What Are the Causes and Risks? In the case of congenital ossicular fusion, it may be part of another congenital genetic syndrome. As mentioned above, chronic infectious ear disease can create tympanosclerotic fixation of the bones for hearing. Otosclerosis has a fairly significant family history, and absence of fluoride supplementation may actually be a causative factor.
How to Prevent the Disease: There is no means to prevent the congenital or otosclerotic fusion of the bones for hearing. Preventing tympanosclerosis involves aggressive management of ear infections.
How Is It Diagnosed? A hearing test will often show a conductive hearing loss. Ultimately it is not until the middle ear is explored surgically that the exact cause is identified.
What Are the Long-Term Effects? The long-term effects would be a conductive hearing loss.
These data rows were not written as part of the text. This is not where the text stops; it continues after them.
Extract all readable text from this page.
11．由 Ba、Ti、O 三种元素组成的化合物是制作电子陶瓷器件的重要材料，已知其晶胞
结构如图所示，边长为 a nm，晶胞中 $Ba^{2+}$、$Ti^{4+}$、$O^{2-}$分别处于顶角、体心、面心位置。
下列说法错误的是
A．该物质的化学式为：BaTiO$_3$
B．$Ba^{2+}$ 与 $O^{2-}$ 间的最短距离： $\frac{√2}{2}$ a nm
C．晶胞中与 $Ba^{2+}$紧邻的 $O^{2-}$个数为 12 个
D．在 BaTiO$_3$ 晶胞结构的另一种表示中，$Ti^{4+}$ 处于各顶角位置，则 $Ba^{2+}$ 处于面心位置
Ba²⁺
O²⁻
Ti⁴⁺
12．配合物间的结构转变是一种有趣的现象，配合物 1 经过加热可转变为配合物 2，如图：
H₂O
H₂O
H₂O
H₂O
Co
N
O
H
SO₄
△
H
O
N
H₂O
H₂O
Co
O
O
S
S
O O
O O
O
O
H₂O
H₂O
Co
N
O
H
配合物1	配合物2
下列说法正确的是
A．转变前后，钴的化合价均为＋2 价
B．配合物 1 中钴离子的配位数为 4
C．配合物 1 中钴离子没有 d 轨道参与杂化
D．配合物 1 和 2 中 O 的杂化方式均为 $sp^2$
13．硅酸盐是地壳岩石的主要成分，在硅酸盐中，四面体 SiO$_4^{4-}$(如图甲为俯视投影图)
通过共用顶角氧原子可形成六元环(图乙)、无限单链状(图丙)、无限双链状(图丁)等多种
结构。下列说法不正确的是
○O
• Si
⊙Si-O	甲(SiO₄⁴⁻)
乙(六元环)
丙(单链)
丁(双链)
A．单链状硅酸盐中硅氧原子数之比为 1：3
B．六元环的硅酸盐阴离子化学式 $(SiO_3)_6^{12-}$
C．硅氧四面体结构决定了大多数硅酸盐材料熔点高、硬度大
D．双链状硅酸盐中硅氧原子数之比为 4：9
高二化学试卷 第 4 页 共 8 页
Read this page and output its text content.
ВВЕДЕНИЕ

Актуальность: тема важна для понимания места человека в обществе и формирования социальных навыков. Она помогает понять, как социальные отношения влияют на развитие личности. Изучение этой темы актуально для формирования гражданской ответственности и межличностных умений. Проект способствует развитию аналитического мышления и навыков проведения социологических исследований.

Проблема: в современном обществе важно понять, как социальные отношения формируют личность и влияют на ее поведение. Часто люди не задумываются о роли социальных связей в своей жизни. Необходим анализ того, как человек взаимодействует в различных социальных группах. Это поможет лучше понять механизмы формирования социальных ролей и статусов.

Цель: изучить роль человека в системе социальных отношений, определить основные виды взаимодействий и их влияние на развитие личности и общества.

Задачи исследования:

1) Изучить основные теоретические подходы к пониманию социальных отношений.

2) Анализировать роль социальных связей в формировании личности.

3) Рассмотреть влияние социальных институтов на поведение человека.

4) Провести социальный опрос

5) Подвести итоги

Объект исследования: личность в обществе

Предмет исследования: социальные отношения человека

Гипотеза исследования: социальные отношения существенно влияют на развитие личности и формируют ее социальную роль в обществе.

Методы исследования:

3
In some forms of chronic ear disease or otosclerosis there may be a non-preventable effect upon nerve function of the inner ear. Certainly in the child who has a conductive hearing loss that is not remedied, there will be some effects upon speech and language skill acquisition and even some concern about ultimate IQ levels and learning abilities.
Am I Putting Others at Risk? No.
What Are the Treatments? The individual who has only one ear affected by conductive hearing loss may elect to forego any form of treatment. However, for those individuals or parents desiring correction, hearing aids or surgical bypass of the fused bones are the main forms of treatment.
What Are the Side Effects to the Treatments? There are no side effects to wearing hearing aids except for irritation to the outer ear structures. The side effects of surgery have to do with structures in the middle ear. Side effects of middle ear surgery include taste disturbance, deafness, vertigo, facial paralysis, or failure to be able to bypass the fused bones. If artificial means are used to reconstruct the hearing mechanism, then these devices can either slip out of position or break and thus cause hearing loss.
What Happens After Treatment? Middle ear reconstruction is often very successful in reversing the conductive hearing loss in otosclerosis and congenital ossicle fusion. Surgery is less successful for tympanosclerotic fixation of the ossicles.
How Do I Monitor the Disease? Most causes of ossicle fixation cause a hearing loss that does not progress. Other than repeat hearing tests during the evolution of the process, there is no significant methods of monitoring this disease.